Enganchados por el virus del rugby empezamos a jugarlo, y a mirar más allá, hacia el Sur y hacia Argentina. Nick Farr Jones, Michael Lynagh, Hugo Porta, Francois Pienaar, John Kirwan fueron nombres que nos empezaron a sonar, como el de Wayne Shelford, capitán de la selección maorí que hizo una gira por España y que, al firmar un autógrafo a un amigo apretando su pluma estilográfica para que quedara clara la tinta, se la devolvió abierta en dos como un tirachinas. Supimos lo que era la haka y nos quedamos fascinados por esos tipos rubios honrando la memoria de los antepasados maoríes de sus compañeros de equipo.

Llegaron entonces los mundiales, y la profesionalización y los cambios constantes de reglas y las emisiones restringidas del V Naciones, luego VI por la entrada mediática de Italia. Las touches disputadas a cinco metros del suelo, las camisetas apretadas, los tipos ultra-musculados, Jonah Lomu, y el impacto comercial. Algunos pensamos que ya estaba, que las marcas habían llegado al último deporte virgen, al último reducto del espíritu que debería gobernar todas las competiciones. Nos temimos que la mercadotecnia podría hacer desaparecer la tradición, o caricaturizar los ritos, o hacer desaparecer el respeto del ganador hacia el vencido. Nos temimos que el rugby se futbolizara, esto es, nos temimos lo peor.
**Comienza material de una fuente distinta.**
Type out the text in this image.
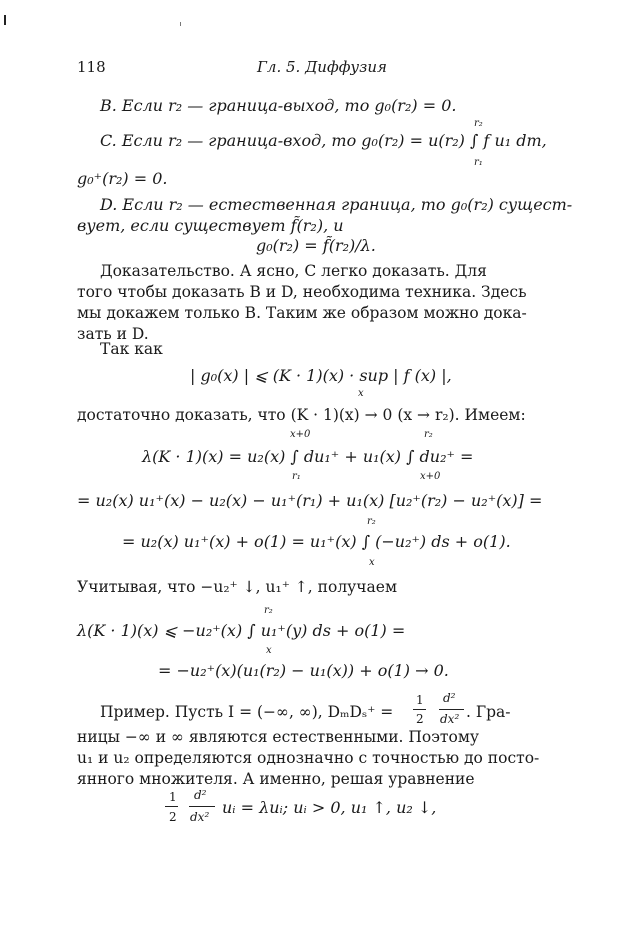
118	Гл. 5. Диффузия
B. Если r₂ — граница-выход, то g₀(r₂) = 0.
C. Если r₂ — граница-вход, то g₀(r₂) = u(r₂) ∫ f u₁ dm,
r₂
r₁
g₀⁺(r₂) = 0.
D. Если r₂ — естественная граница, то g₀(r₂) сущест-
вует, если существует f̃(r₂), и
g₀(r₂) = f̃(r₂)/λ.
Доказательство. А ясно, С легко доказать. Для
того чтобы доказать В и D, необходима техника. Здесь
мы докажем только В. Таким же образом можно дока-
зать и D.
Так как
| g₀(x) | ⩽ (K · 1)(x) · sup | f (x) |,
x
достаточно доказать, что (K · 1)(x) → 0 (x → r₂). Имеем:
λ(K · 1)(x) = u₂(x) ∫ du₁⁺ + u₁(x) ∫ du₂⁺ =
x+0
r₁
r₂
x+0
= u₂(x) u₁⁺(x) − u₂(x) − u₁⁺(r₁) + u₁(x) [u₂⁺(r₂) − u₂⁺(x)] =
= u₂(x) u₁⁺(x) + o(1) = u₁⁺(x) ∫ (−u₂⁺) ds + o(1).
r₂
x
Учитывая, что −u₂⁺ ↓, u₁⁺ ↑, получаем
λ(K · 1)(x) ⩽ −u₂⁺(x) ∫ u₁⁺(y) ds + o(1) =
r₂
x
= −u₂⁺(x)(u₁(r₂) − u₁(x)) + o(1) → 0.
Пример. Пусть I = (−∞, ∞), DₘDₛ⁺ =
1
2
d²
dx² . Гра-
ницы −∞ и ∞ являются естественными. Поэтому
u₁ и u₂ определяются однозначно с точностью до посто-
янного множителя. А именно, решая уравнение
1
2
d²
dx² uᵢ = λuᵢ; uᵢ > 0, u₁ ↑, u₂ ↓,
Pero, mirad por donde, no fue así. La comercialización, la masiva aparición en los medios no ha podido por la esencia de un deporte que sus aficionados guardan como un tesoro. El pasillo de honor que el ganador hace al derrotado al final del partido resume la identidad del rugby y sus jugadores, su esencia y su tradición, la profundidad de lo que está en juego en cada partido. Los anuncios no han conseguido que dejemos de emocionarnos con cada haka, y con las danzas de guerra que en contestación lanzan los jugadores de Fidji, Samoa o Tonga, diminutos países que hacen del rugby su alegría y nuestro asombro. Tampoco han conseguido que nos estremezcamos al escuchar himnos de países a veces odiados, cantados a voz en grito por una multitud consagrada a empujar a la gloria a quince tipos monumentales que cantan con ellos desde el centro del campo, conscientes de que no sólo se juegan sus propios dientes. Tampoco han logrado que, por asombroso que parezca, al escuchar las arengas de los capitanes antes de la primera carga de delantera, sintamos envidia por no pertenecer a un grupo de quince tipos a quien seguramente vayan a romper la cara durante los próximos minutos.
Estos días hay Copa del Mundo de Rugby y esto es una gran noticia tanto para los aficionados a este deporte como para los de cualquier otro, porque los mejores jugadores del planeta se ocuparán durante las próximas semanas de que la esencia del deporte puro brille en medio de la artificialidad del fútbol moderno.